Conroy urges governor to approve firearm restraining order legislation
State Rep. Deb Conroy, D-Villa Park, is urging the governor to sign House Bill 2354, which gives family members the ability to petition the courts for the right to temporarily take firearms away from individuals who have been deemed as threats to themselves or others. “This bill is a perfect example of common sense gun reform that everyone should support,” said Conroy. “This bill will give family members the power to step forward when a loved one is struggling and petition the courts for a firearm restraining order to temporarily suspend their FOID card and remove weapons from their possession.

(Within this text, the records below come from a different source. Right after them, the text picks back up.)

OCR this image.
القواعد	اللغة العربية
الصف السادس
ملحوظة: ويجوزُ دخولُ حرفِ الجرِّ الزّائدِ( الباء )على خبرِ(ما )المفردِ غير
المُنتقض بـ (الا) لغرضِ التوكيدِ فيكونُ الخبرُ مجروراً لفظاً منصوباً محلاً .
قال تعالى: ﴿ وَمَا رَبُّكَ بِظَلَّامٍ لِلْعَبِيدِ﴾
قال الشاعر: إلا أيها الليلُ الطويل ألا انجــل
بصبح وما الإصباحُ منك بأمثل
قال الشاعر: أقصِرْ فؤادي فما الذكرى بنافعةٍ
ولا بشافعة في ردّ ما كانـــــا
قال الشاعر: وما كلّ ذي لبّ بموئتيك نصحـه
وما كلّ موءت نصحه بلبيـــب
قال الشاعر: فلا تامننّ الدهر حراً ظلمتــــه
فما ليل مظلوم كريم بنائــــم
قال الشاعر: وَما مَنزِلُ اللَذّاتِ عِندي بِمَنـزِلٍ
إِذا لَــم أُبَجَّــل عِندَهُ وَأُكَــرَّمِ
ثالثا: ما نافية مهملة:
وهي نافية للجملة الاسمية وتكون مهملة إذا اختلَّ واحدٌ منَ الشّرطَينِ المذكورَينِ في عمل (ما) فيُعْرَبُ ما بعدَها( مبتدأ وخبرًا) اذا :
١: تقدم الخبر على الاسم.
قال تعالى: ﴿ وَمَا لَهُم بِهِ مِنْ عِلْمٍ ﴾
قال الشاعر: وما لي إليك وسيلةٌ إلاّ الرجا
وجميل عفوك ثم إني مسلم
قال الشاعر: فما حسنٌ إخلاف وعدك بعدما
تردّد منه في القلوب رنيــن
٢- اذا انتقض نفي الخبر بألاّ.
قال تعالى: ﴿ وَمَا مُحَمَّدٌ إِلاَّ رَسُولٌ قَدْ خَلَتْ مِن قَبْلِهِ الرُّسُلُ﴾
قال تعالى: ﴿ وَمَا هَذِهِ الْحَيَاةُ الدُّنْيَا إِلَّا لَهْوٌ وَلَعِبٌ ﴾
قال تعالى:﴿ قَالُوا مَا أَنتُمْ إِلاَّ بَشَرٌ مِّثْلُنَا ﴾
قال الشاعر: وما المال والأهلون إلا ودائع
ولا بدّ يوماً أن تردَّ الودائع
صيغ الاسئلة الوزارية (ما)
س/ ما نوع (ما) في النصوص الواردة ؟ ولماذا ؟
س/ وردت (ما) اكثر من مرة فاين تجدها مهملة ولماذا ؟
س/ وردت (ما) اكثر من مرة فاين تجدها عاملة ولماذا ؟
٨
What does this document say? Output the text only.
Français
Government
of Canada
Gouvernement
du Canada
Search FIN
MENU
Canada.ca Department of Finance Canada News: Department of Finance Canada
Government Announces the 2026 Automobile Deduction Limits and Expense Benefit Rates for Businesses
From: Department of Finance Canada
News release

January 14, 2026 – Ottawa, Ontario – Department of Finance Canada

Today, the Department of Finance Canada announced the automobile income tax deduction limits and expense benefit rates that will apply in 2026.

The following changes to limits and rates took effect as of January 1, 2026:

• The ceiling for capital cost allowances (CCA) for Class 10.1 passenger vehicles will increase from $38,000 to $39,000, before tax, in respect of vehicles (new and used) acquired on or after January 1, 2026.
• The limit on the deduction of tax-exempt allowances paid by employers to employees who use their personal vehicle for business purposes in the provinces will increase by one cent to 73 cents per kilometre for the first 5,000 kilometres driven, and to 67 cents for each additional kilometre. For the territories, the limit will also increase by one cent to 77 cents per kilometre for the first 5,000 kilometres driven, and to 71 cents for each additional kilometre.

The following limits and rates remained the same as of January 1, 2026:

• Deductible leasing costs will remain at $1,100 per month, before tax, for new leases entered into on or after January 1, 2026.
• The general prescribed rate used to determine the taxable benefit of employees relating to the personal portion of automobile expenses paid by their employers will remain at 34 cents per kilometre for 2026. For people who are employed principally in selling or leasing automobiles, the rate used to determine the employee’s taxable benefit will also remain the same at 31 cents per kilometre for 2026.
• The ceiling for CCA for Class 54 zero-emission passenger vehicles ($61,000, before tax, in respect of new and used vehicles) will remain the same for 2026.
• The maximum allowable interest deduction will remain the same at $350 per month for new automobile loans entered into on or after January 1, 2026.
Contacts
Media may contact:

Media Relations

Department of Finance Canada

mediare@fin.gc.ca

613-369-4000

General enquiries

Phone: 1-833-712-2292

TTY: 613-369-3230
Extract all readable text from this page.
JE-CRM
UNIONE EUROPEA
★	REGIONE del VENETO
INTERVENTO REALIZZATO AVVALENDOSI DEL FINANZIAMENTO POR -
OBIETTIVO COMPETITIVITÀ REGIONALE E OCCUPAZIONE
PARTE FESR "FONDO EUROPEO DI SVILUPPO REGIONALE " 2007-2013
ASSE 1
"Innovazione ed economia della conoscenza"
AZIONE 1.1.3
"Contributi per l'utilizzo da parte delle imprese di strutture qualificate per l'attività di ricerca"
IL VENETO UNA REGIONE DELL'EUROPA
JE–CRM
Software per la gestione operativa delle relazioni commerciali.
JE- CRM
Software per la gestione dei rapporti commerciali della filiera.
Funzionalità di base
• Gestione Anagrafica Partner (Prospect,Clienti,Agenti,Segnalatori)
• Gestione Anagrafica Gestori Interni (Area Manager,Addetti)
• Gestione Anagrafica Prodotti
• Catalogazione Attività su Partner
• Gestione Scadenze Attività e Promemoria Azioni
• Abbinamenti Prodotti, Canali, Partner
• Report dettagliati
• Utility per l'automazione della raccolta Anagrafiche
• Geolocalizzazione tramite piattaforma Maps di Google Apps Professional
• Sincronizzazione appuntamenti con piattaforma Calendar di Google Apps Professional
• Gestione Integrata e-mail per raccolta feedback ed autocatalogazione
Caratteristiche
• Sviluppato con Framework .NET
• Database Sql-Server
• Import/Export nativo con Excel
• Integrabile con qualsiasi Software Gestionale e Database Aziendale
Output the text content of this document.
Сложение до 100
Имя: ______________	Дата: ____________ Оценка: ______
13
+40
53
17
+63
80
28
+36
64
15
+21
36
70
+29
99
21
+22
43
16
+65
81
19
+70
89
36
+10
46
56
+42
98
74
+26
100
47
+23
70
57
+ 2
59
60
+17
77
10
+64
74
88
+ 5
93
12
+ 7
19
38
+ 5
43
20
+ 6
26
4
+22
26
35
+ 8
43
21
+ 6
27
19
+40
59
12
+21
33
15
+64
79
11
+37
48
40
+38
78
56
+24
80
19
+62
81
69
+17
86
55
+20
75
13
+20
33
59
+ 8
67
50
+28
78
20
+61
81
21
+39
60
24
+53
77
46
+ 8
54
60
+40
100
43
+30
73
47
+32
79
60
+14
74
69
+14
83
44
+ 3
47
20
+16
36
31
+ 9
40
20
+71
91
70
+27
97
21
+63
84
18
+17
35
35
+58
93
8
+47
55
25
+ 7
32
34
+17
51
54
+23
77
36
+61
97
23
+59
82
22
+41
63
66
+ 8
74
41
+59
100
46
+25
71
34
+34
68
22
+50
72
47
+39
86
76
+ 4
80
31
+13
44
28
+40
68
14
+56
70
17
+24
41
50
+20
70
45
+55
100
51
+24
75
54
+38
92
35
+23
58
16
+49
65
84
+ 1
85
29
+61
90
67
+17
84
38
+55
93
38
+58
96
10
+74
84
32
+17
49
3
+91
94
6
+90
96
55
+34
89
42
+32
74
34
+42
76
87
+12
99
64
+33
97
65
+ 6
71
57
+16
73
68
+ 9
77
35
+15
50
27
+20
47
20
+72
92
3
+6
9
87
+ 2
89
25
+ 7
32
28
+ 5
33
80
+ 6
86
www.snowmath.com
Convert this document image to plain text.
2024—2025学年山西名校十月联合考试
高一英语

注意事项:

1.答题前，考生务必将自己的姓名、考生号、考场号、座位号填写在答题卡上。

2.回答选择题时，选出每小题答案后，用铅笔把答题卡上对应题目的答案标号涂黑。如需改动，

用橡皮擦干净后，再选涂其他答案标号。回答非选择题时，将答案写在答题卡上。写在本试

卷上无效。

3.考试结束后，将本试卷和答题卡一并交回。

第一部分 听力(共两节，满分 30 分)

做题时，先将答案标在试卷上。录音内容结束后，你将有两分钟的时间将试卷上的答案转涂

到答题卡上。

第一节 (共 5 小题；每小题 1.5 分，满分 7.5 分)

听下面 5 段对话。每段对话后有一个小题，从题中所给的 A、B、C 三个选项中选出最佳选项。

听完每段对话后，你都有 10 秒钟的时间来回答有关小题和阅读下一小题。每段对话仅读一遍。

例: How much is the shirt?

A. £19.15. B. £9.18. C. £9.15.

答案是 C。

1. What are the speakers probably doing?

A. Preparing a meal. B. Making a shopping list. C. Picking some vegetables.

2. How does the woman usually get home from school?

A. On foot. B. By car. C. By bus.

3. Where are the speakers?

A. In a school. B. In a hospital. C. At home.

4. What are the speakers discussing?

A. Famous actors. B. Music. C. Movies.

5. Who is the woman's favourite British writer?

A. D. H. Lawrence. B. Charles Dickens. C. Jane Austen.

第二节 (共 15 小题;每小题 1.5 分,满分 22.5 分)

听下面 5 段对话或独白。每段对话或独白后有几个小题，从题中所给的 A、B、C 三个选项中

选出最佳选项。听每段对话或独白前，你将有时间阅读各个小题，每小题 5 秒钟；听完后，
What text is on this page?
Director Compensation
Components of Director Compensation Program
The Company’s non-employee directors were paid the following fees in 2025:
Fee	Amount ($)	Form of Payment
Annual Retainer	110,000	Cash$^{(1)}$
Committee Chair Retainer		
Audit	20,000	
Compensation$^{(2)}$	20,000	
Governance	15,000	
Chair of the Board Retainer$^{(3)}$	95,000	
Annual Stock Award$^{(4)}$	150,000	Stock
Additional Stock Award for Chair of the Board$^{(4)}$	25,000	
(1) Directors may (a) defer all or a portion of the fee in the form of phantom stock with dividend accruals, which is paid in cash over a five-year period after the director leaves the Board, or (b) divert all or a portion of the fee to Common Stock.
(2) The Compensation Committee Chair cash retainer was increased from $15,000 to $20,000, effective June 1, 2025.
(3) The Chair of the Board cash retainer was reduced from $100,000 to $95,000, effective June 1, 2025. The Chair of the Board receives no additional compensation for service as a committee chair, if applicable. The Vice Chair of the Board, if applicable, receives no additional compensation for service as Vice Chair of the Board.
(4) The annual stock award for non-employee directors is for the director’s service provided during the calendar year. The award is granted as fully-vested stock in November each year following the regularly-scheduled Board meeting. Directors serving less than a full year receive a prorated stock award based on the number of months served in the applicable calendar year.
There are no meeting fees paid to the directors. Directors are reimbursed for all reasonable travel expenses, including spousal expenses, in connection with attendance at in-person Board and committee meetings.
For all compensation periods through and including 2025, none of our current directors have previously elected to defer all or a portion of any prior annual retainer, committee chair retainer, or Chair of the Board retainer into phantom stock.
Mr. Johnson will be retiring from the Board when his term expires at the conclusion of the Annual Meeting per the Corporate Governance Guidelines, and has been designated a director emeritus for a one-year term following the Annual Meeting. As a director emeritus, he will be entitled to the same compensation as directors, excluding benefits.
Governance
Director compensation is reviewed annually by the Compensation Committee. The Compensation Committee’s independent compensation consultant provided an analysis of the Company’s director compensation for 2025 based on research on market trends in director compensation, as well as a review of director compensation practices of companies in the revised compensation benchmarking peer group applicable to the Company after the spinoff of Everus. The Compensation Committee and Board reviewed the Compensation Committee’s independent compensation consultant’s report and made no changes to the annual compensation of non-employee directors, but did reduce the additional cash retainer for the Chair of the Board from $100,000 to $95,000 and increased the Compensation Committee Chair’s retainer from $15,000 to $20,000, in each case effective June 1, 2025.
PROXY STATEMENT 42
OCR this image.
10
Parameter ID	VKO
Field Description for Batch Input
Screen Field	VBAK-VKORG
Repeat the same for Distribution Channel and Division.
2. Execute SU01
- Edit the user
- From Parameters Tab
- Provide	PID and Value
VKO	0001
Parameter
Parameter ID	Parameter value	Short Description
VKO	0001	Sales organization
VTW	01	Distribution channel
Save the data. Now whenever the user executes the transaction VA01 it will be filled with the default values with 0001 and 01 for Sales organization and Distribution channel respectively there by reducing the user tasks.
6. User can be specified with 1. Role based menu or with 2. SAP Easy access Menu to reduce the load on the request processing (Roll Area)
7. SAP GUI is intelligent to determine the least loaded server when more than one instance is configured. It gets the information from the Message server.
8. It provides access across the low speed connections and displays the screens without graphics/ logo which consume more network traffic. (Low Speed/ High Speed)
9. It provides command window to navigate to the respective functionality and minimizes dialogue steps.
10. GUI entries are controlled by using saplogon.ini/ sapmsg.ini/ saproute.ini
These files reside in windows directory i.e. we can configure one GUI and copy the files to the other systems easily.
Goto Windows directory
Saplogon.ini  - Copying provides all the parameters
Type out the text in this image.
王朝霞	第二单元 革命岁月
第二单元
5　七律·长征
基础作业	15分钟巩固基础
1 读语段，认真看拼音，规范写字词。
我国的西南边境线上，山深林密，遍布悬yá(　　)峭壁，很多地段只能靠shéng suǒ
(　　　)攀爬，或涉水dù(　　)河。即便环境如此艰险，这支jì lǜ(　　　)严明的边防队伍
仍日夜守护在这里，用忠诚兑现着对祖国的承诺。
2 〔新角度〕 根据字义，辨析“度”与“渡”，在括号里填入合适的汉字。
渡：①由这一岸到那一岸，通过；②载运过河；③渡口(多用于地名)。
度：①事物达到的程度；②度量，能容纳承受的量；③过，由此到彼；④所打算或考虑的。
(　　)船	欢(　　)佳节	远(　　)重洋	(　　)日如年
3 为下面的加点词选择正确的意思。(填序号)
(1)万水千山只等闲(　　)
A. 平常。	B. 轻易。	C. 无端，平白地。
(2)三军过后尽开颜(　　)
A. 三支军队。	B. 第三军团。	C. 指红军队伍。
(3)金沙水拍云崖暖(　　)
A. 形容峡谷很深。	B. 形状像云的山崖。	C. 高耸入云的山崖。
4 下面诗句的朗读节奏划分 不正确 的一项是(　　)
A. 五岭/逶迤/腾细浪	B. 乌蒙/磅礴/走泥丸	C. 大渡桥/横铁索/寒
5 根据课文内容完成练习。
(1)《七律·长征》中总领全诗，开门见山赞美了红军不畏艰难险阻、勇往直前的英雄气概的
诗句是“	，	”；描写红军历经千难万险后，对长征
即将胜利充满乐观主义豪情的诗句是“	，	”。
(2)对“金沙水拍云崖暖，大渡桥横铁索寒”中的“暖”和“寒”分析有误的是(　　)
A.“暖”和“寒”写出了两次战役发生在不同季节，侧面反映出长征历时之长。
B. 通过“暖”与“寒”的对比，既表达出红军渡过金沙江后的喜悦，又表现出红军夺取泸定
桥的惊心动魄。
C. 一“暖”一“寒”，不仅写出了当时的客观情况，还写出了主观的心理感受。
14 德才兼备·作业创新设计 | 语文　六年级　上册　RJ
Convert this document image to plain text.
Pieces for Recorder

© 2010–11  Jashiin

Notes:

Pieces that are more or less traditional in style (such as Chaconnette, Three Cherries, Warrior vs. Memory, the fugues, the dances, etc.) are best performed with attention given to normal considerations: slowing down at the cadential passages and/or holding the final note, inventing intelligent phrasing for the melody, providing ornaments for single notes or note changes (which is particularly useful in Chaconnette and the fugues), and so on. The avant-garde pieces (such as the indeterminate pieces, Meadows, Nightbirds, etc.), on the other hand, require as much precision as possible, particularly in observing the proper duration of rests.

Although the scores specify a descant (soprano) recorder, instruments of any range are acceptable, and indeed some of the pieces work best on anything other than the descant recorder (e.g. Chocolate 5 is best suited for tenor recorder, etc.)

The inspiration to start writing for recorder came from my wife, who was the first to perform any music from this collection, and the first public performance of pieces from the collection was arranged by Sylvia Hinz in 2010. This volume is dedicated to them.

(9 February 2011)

It is imperative that we keep guns out of the hands of those who pose a danger to themselves and others around them.” Conroy joined lawmakers from both sides of the aisle to sponsor House Bill 2354, which authorizes courts to issue Firearms Restraining Orders to suspend an individuals FOID card and prohibit a person from possessing a firearm during the duration of the order. Only family members or law enforcement officers may file a petition in circuit court for a restraining order and will be granted if the individual poses a significant or—in the case of an emergency order—immediate danger of causing personal injury to himself, herself or another by having a firearm in his or her custody, control or ownership. The bill passed both the House and Senate with bipartisan support. “This bill is one step of many that we must take to combat gun violence in our state,” Conroy said. “I urge Gov. Rauner to stand up to the gun lobby, stand with Illinois residents, and sign this bill into law.”